Charo también es una artista comprometida, que una será rubia, pero solidaria: colaboradora de PETA desde hace años, rodó el video “España Cañí: Dance, Don’t Bullfight” (tal cual), que narra (también tal cual) la historia de un torito llamado Manolo que vive aterrorizado pensando que, cuando crezca, va a morir como su papá a manos de un torero. Tras el rodaje, el torito fue puesto a la venta y Charo se enteró de que un hotel de Las Vegas estaba interesado en su carne, así que lo compró y se convirtió en su mamá adoptiva (y luego nos extraña que George Clooney tenga un cerdo como mascota). Eso sí, vegetariana no es: según ella, sigue comiendo morcillas y longanizas. Aunque sospecho que, con esa cinturita de avispa, las masticará y luego las escupirá, que es lo que hacen los angelinos con los filetes.

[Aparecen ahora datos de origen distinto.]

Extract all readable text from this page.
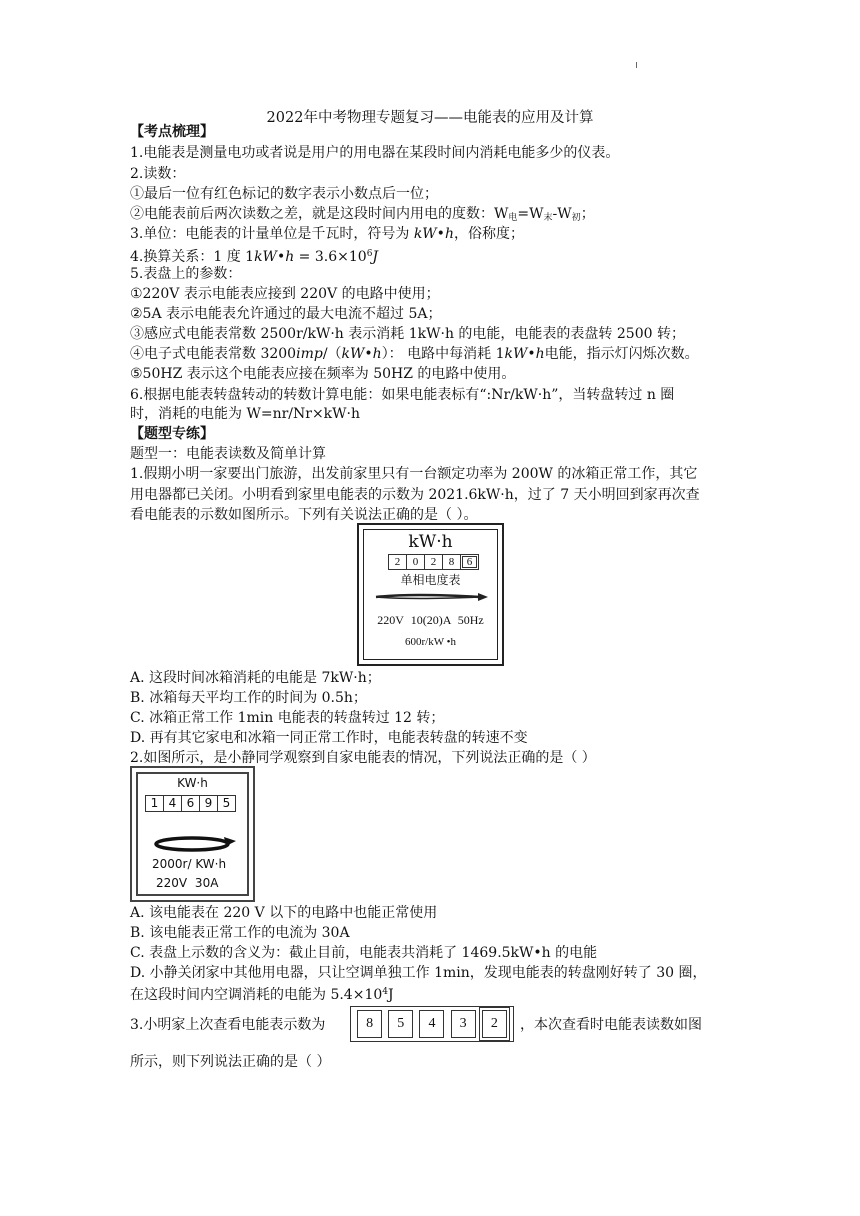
2022年中考物理专题复习——电能表的应用及计算
【考点梳理】
1.电能表是测量电功或者说是用户的用电器在某段时间内消耗电能多少的仪表。
2.读数：
①最后一位有红色标记的数字表示小数点后一位；
②电能表前后两次读数之差，就是这段时间内用电的度数：$W_电=W_末-W_初$；
3.单位：电能表的计量单位是千瓦时，符号为 kW•h，俗称度；
4.换算关系：1 度 1kW•h = $3.6\times 10^6J$
5.表盘上的参数：
①220V 表示电能表应接到 220V 的电路中使用；
②5A 表示电能表允许通过的最大电流不超过 5A；
③感应式电能表常数 2500r/kW·h 表示消耗 1kW·h 的电能，电能表的表盘转 2500 转；
④电子式电能表常数 3200imp/（kW•h）： 电路中每消耗 1kW•h电能，指示灯闪烁次数。
⑤50HZ 表示这个电能表应接在频率为 50HZ 的电路中使用。
6.根据电能表转盘转动的转数计算电能：如果电能表标有“:Nr/kW·h”，当转盘转过 n 圈
时，消耗的电能为 W=nr/Nr×kW·h
【题型专练】
题型一：电能表读数及简单计算
1.假期小明一家要出门旅游，出发前家里只有一台额定功率为 200W 的冰箱正常工作，其它
用电器都已关闭。小明看到家里电能表的示数为 2021.6kW·h，过了 7 天小明回到家再次查
看电能表的示数如图所示。下列有关说法正确的是（ ）。
kW·h
2	0	2	8	6
单相电度表
220V 10(20)A 50Hz
600r/kW •h
A. 这段时间冰箱消耗的电能是 7kW·h；
B. 冰箱每天平均工作的时间为 0.5h；
C. 冰箱正常工作 1min 电能表的转盘转过 12 转；
D. 再有其它家电和冰箱一同正常工作时，电能表转盘的转速不变
2.如图所示，是小静同学观察到自家电能表的情况，下列说法正确的是（ ）
KW·h
1 4 6 9 5
2000r/ KW·h
220V 30A
A. 该电能表在 220 V 以下的电路中也能正常使用
B. 该电能表正常工作的电流为 30A
C. 表盘上示数的含义为：截止目前，电能表共消耗了 1469.5kW•h 的电能
D. 小静关闭家中其他用电器，只让空调单独工作 1min，发现电能表的转盘刚好转了 30 圈，
在这段时间内空调消耗的电能为 $5.4\times 10^4J$
3.小明家上次查看电能表示数为	8	5	4	3	2	，本次查看时电能表读数如图
所示，则下列说法正确的是（ ）
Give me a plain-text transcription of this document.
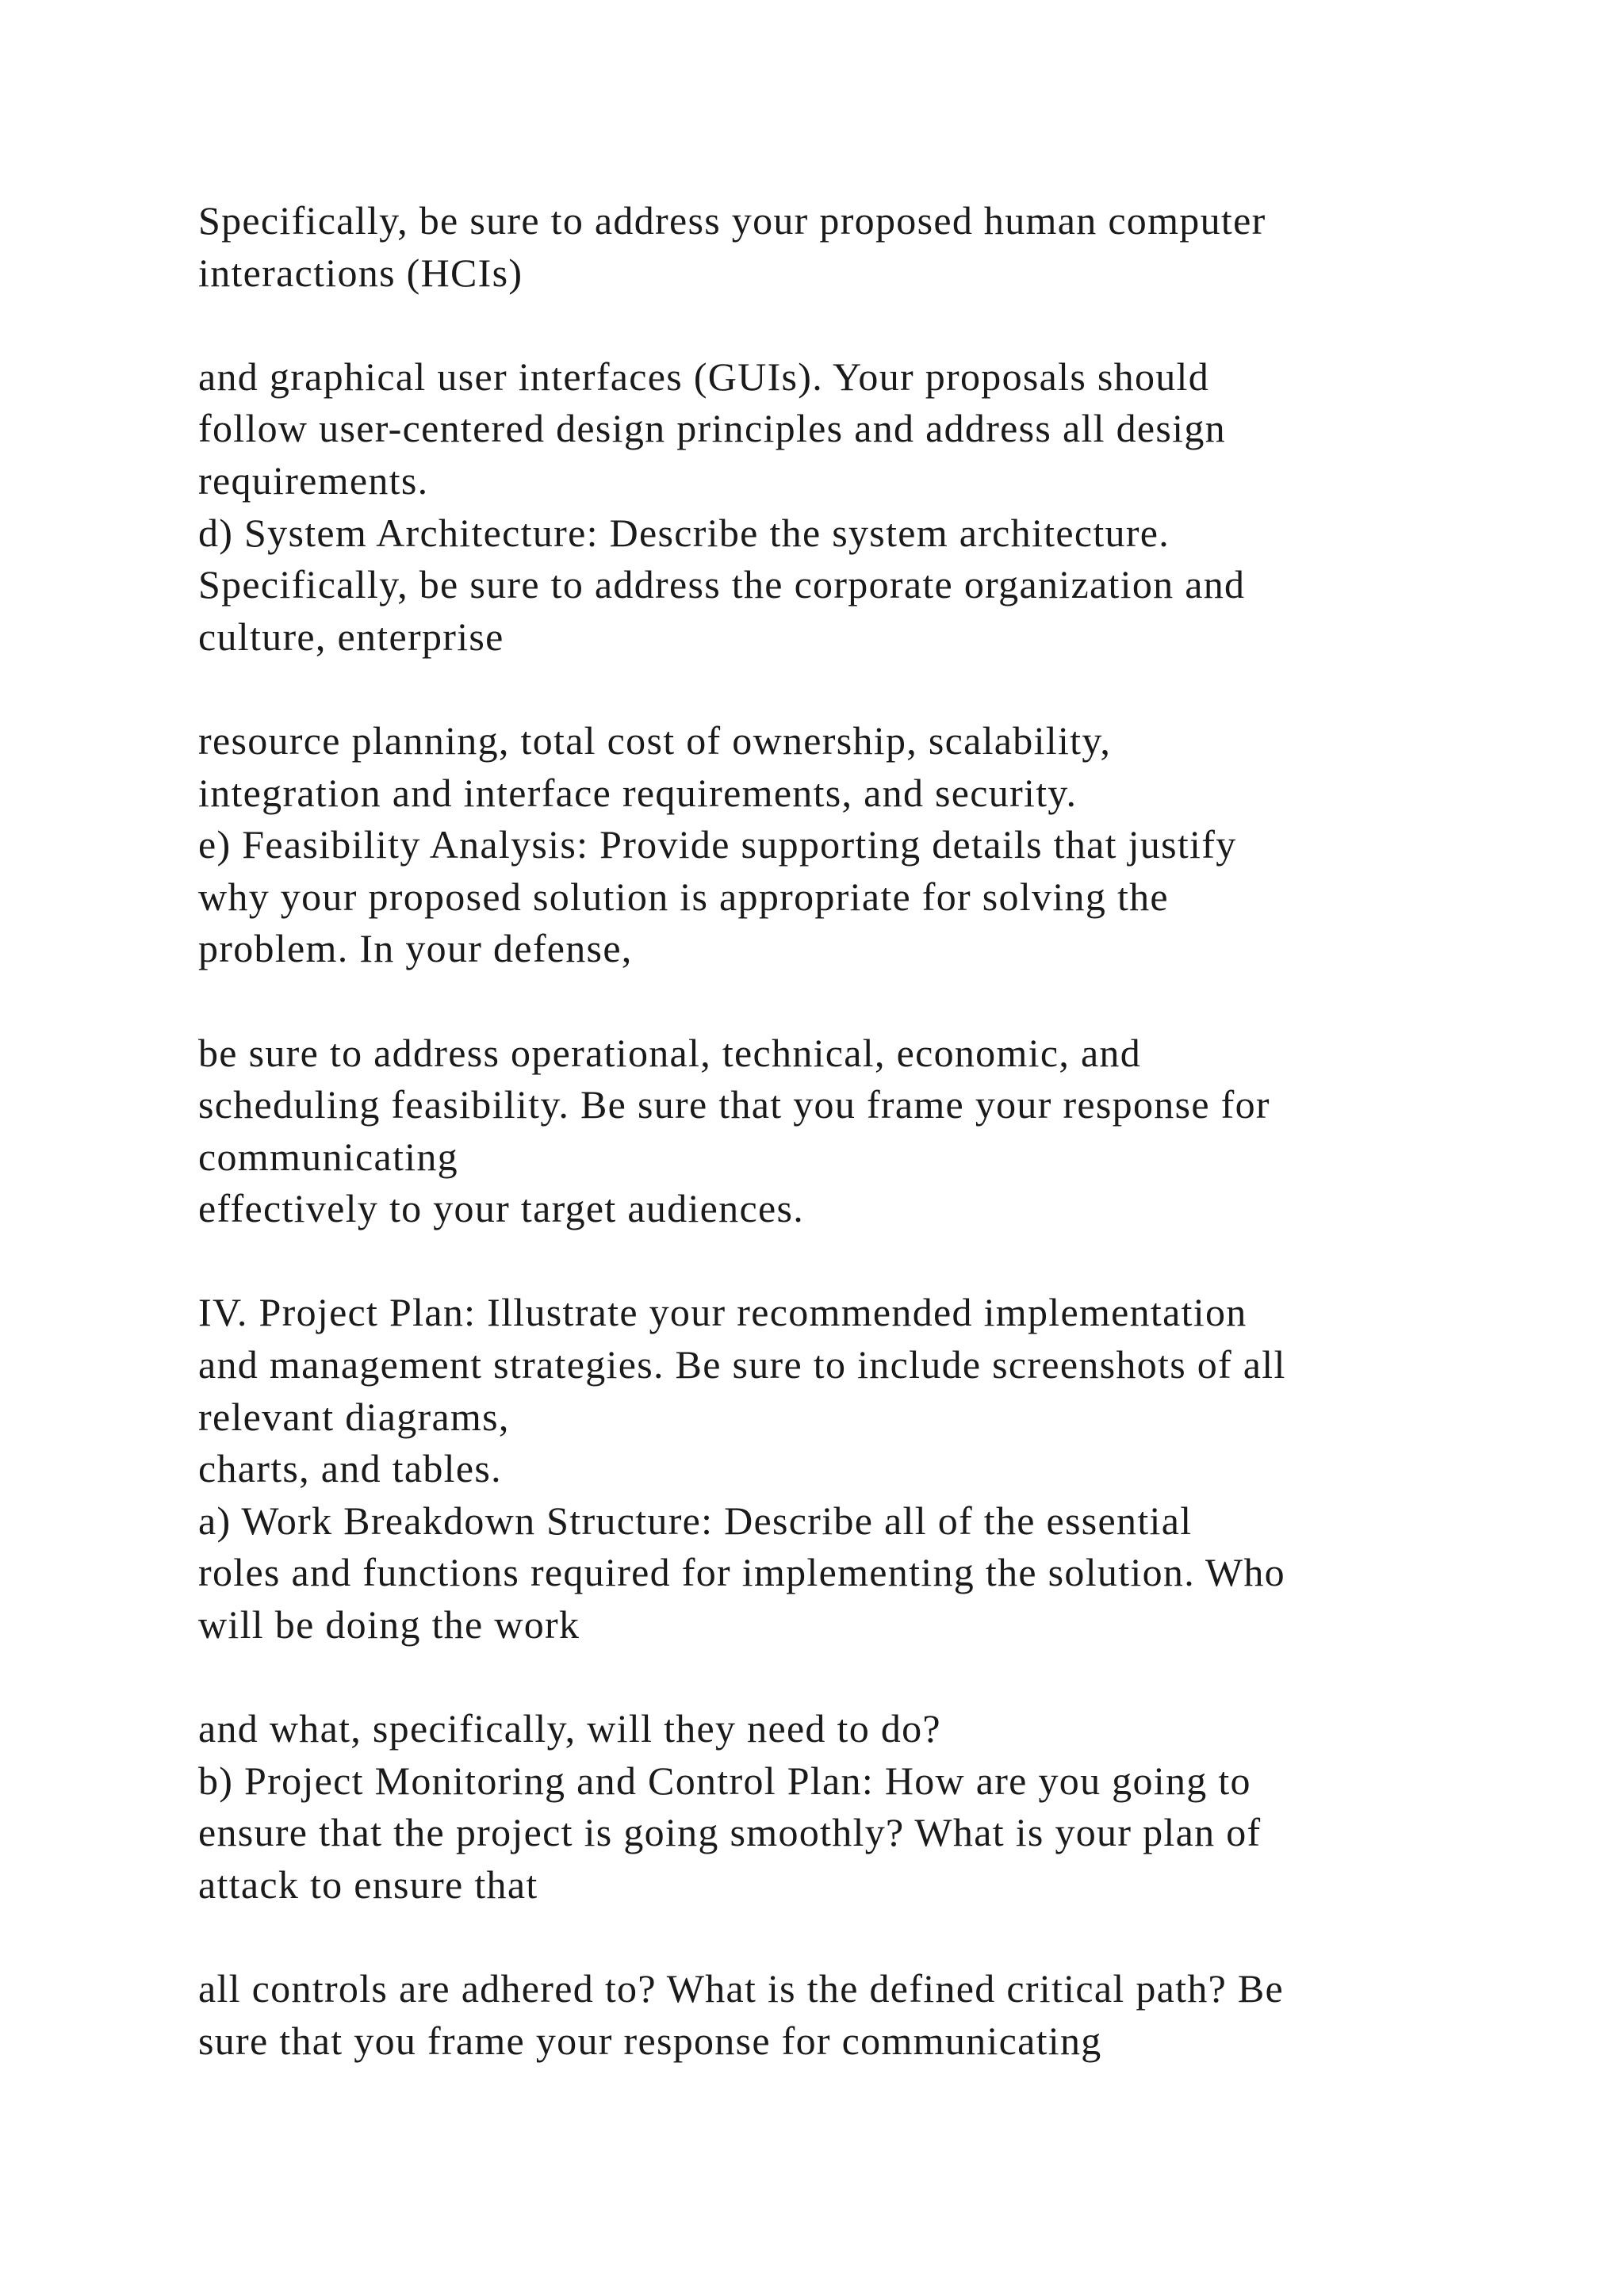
Specifically, be sure to address your proposed human computer
interactions (HCIs)
and graphical user interfaces (GUIs). Your proposals should
follow user-centered design principles and address all design
requirements.
d) System Architecture: Describe the system architecture.
Specifically, be sure to address the corporate organization and
culture, enterprise
resource planning, total cost of ownership, scalability,
integration and interface requirements, and security.
e) Feasibility Analysis: Provide supporting details that justify
why your proposed solution is appropriate for solving the
problem. In your defense,
be sure to address operational, technical, economic, and
scheduling feasibility. Be sure that you frame your response for
communicating
effectively to your target audiences.
IV. Project Plan: Illustrate your recommended implementation
and management strategies. Be sure to include screenshots of all
relevant diagrams,
charts, and tables.
a) Work Breakdown Structure: Describe all of the essential
roles and functions required for implementing the solution. Who
will be doing the work
and what, specifically, will they need to do?
b) Project Monitoring and Control Plan: How are you going to
ensure that the project is going smoothly? What is your plan of
attack to ensure that
all controls are adhered to? What is the defined critical path? Be
sure that you frame your response for communicating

Ahora, Charo es reivindicada y reverenciada por los modernos, como Alaska y Mario, que intentaron que fuera al remake de su boda en Las Vegas sin conseguirlo. Pero en esto, como en tantas otras cosas, Almodóvar fue el pionero: en “Con las manos en la masa” le contaba a Elena Santonja que iba a hacer una película bélica ambientada en el Vietnam, protagonizada por “enfermeras feministas francamente lésbicas” que se ponen de los nervios porque mandan al frente a Raquel Welch y a Charo Baeza para entretener a los soldados. Las enfermeras feministas les roban el maquillaje y las plataformas a las “tapón-sexy”, que dice Almodóvar, y las dos estrellas enanas tienen que actuar en zapatillas y a pelo.

Y es cierto: Charo es una tapón-sexy que crece a base de tacones, cardados y mucha gracia. Y también es kitsch, y excesiva, y ostentosa. Es una choni de lujo. Es naif. Es el sueño de un travesti o de una cantante de orquesta del Club Náutico de Islas Menores. Y también lo fue de Ana Obregón, que intentó seguir sus pasos pero tropezó en el camino: récord de apariciones en “Vacaciones en el Mar” frente a una en “El Equipo A”. Gana Charo por goleada, que para eso tiene más calle que la Obregón. A ver si consigo que venga a una reunión familiar para que nos cuente sus andanzas, y la invito a michirones y a beber en porrón, que dice que le gusta mucho. Y, si quiere, que se traiga al torito Manolo, que tengo jardín.